Amazon Prime Instant Video support.
Built-in streaming to your portable devices, no TiVo Stream required.
Unlike the S3, you only need to pay for one CableCARD.
Stock hard drive is big enough that you don't _need_ to upgrade out-of-the-box if you watch a normal amount of television.

Okay, I still miss the OLED. So help me, I even miss the clock. But in every other way, the Roamio is a substantial upgrade. At this point, I wouldn't waste a dime on upgrading or repairing a S3 if a Roamio is within your means.


----------



## SullyND (Dec 30, 2004)

Note: The OP has OTA, so unless he intends to go cable he'll need either an OTA or Roamio ("Basic")


----------



## Wil (Sep 27, 2002)

The TivoHD/Series3 seamlessly integrates OTA with Cable. Given a choice, as with local channels, HiDef OTA looks better than any of the dozen or so Cable implementations I've seen.

With some work, the TivoHD/Series3 eliminates crippling from the CCI byte being set.

With that work, the TivoHD/Series3 offers substantial flexibility and opportunity for individual customization, admittedly on a slower and less powerful platform.

I've been very interested in the discussion of the Roamio Loyalty deals, but I just can't see moving backwards.


----------



## astrohip (Jan 7, 2003)

Wil said:


> I've been very interested in the discussion of the Roamio Loyalty deals, but I just can't see moving backwards.


Realistically, there is no way a Roamio is moving backwards from an S3. The mixing of cable/antenna on a single unit is a nice feature, but two tuners makes it a very limited feature. Plus no streaming, only transfer, and incredibly sloooow.

As someone who's had an S2, S2DT, S3, S3, Elite, Roamio Pro and a just arrived Roamio (basic), the Roamio is the best TiVo yet. I specifically ordered a basic Roamio under the new 10 year loyalty plan to replace the last S3 I was still using. I wanted an antenna/OTA unit, but was tired of working around the two tuner limit. And the Roamio is so much faster and easier to use than the S3.

I don't miss the OLED display or clock at all. They were slick features at first, but once you go 4-6 tuners, it becomes overkill and unnecessary.

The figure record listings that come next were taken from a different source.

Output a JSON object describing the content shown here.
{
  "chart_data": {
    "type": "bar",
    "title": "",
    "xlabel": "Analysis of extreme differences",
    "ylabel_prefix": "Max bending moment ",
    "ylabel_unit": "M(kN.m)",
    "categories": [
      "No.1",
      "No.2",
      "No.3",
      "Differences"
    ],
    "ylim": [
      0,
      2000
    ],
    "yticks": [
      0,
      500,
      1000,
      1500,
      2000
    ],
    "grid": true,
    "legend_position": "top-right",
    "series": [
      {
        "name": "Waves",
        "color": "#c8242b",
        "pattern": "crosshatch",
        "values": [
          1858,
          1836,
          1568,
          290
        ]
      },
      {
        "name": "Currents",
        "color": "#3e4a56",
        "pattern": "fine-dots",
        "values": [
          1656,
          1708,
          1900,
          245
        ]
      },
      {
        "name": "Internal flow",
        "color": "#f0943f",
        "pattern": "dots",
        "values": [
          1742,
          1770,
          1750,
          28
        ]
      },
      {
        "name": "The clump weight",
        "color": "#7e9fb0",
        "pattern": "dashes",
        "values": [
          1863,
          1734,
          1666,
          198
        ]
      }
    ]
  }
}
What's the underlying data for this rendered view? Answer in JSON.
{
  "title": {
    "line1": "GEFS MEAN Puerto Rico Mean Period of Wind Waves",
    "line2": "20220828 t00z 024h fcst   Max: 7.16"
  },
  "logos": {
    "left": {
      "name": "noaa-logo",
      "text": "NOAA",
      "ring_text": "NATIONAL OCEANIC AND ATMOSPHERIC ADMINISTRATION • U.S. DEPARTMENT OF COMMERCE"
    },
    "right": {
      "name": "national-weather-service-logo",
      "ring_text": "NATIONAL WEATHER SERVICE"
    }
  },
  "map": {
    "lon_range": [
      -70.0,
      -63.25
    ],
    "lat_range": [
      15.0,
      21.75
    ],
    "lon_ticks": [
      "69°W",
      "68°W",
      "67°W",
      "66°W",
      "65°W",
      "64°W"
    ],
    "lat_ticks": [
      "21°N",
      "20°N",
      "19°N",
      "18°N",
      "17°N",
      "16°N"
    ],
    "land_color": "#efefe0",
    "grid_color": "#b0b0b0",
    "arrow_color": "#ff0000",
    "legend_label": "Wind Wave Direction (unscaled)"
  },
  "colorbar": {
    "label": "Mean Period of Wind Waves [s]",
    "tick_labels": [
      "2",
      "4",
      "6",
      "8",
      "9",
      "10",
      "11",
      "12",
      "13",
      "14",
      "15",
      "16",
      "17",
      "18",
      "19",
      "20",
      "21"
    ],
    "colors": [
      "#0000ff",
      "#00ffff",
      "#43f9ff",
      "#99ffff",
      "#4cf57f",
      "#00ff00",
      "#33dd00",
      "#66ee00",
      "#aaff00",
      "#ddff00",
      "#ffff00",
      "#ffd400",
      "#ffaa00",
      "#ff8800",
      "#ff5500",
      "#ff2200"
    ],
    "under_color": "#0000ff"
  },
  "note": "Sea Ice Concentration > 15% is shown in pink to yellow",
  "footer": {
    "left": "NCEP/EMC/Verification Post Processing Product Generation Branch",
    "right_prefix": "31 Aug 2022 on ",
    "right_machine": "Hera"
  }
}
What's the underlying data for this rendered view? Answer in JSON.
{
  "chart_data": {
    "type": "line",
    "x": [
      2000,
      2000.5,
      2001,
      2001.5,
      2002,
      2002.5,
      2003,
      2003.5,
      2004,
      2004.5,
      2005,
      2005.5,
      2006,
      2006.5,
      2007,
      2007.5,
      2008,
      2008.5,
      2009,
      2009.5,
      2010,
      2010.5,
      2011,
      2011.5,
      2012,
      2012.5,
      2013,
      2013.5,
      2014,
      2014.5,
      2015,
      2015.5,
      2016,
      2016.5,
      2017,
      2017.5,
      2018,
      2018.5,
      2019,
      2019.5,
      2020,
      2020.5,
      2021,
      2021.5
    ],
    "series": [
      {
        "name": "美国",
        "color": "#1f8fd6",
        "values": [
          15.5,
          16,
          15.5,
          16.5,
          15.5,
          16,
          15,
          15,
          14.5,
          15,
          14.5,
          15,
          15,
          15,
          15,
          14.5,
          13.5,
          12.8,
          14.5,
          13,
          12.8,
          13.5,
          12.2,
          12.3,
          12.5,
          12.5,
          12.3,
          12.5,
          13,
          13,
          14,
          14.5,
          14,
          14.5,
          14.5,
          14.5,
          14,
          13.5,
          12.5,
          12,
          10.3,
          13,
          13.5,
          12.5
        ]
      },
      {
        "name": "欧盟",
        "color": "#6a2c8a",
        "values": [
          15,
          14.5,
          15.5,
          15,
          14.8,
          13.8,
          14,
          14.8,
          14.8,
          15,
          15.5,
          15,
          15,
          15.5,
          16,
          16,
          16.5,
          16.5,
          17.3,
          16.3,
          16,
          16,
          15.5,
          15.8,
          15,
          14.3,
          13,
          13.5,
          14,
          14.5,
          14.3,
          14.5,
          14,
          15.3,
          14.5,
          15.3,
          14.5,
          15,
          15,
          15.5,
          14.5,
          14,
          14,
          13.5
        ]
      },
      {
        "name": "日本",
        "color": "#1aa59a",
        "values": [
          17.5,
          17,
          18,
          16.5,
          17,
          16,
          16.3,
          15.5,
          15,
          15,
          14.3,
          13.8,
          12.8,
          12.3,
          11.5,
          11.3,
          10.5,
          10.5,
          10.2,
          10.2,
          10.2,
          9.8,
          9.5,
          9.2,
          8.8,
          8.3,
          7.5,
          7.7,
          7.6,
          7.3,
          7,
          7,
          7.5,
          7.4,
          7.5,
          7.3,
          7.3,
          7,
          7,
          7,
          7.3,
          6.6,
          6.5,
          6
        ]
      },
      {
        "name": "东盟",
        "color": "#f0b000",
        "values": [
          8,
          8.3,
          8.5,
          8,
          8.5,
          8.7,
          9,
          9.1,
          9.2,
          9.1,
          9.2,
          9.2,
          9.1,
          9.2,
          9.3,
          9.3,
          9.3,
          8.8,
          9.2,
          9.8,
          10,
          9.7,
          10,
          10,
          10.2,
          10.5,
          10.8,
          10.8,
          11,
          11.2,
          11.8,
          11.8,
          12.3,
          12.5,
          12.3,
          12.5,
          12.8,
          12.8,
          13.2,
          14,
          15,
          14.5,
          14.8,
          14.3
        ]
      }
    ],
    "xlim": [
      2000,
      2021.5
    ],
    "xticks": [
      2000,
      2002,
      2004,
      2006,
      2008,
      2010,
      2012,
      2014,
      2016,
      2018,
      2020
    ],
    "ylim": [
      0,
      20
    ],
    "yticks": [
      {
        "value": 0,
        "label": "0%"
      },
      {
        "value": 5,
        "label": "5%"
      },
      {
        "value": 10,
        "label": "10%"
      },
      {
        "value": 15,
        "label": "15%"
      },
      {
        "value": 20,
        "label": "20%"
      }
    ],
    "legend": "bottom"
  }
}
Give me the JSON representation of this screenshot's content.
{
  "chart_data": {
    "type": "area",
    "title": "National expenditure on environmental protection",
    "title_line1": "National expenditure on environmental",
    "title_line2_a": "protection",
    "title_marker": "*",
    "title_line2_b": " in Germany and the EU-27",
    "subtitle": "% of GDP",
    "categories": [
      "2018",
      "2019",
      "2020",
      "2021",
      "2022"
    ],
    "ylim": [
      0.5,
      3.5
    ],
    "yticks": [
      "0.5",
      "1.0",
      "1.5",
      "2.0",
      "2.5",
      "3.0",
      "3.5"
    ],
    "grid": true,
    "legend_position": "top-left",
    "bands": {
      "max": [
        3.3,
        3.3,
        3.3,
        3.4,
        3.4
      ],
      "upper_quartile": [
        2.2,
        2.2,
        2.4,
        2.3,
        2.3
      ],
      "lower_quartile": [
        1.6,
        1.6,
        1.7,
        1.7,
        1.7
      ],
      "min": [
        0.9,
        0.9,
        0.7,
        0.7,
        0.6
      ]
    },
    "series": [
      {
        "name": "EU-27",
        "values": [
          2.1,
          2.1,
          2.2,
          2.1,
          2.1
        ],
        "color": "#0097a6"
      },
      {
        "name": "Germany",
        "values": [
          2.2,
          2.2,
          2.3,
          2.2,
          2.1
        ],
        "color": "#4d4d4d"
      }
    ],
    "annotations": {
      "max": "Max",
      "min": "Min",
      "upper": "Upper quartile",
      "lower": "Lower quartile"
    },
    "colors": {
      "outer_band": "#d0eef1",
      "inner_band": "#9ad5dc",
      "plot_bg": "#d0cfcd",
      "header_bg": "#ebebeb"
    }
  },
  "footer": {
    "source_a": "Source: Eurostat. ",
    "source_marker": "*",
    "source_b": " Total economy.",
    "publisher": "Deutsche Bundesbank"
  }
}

There is one small feature I miss. On an S3, you could still get captions at FF1X. . That died from Premiere on.


----------



## mattack (Apr 9, 2001)

...actually, as you know, it really only died as of a certain software update on the Premiere..
Personally, I'd pay for AUDIO at ~1.5-2x. I still sometimes dub to my non-Tivo recorder to use that.. but more often nowadays download things like talk shows and documentaries to my computer, then watch on iPad in VLC at as fast as I can handle.. (which varies per program). [Currently VLC is off the app store for some reason, but supposedly it will come back.. if you already downloaded it, you can still use it, and even sync it to new devices.. I'm still using it on my new iPhone 6+]

...anyway, if I could do it natively on the Tivo OR natively in the Tivo iOS app, it would be way less of a pain and probably overall a better experience (VLC is kind of flaky, and yes, I've reported and gotten bugs fixed on it previously, but many still exist).


----------



## Wil (Sep 27, 2002)

astrohip said:


> two tuners [in the TivoHD/Series3] makes it a very limited feature. Plus no streaming, only transfer, and incredibly sloooow.


I'm just not smart enough to understand the technical limitations. I watch shows streaming from Netflix, etc. but mostly via pyTivo from my home library of past shows (which exists largely because of the cci byte elimination, that can't be done on the Romio). The shows I transfer begin instantly and are faster than real time so I don't understand the technical term "sloooow"; I can't watch any faster than real time. 17 tuners, or whatever the Romio has? There's simply not enough TV for more than the tuners we've already got.

I just don't want a closed box in my house, basically, is what I think it comes down to; the HD/Series3 you can get at. I hate passing up this huge bargain for the Romio we can get before 1/6/2015, but I'm afraid I'd just put it away on a shelf somewhere; doesn't seem useful to me.


----------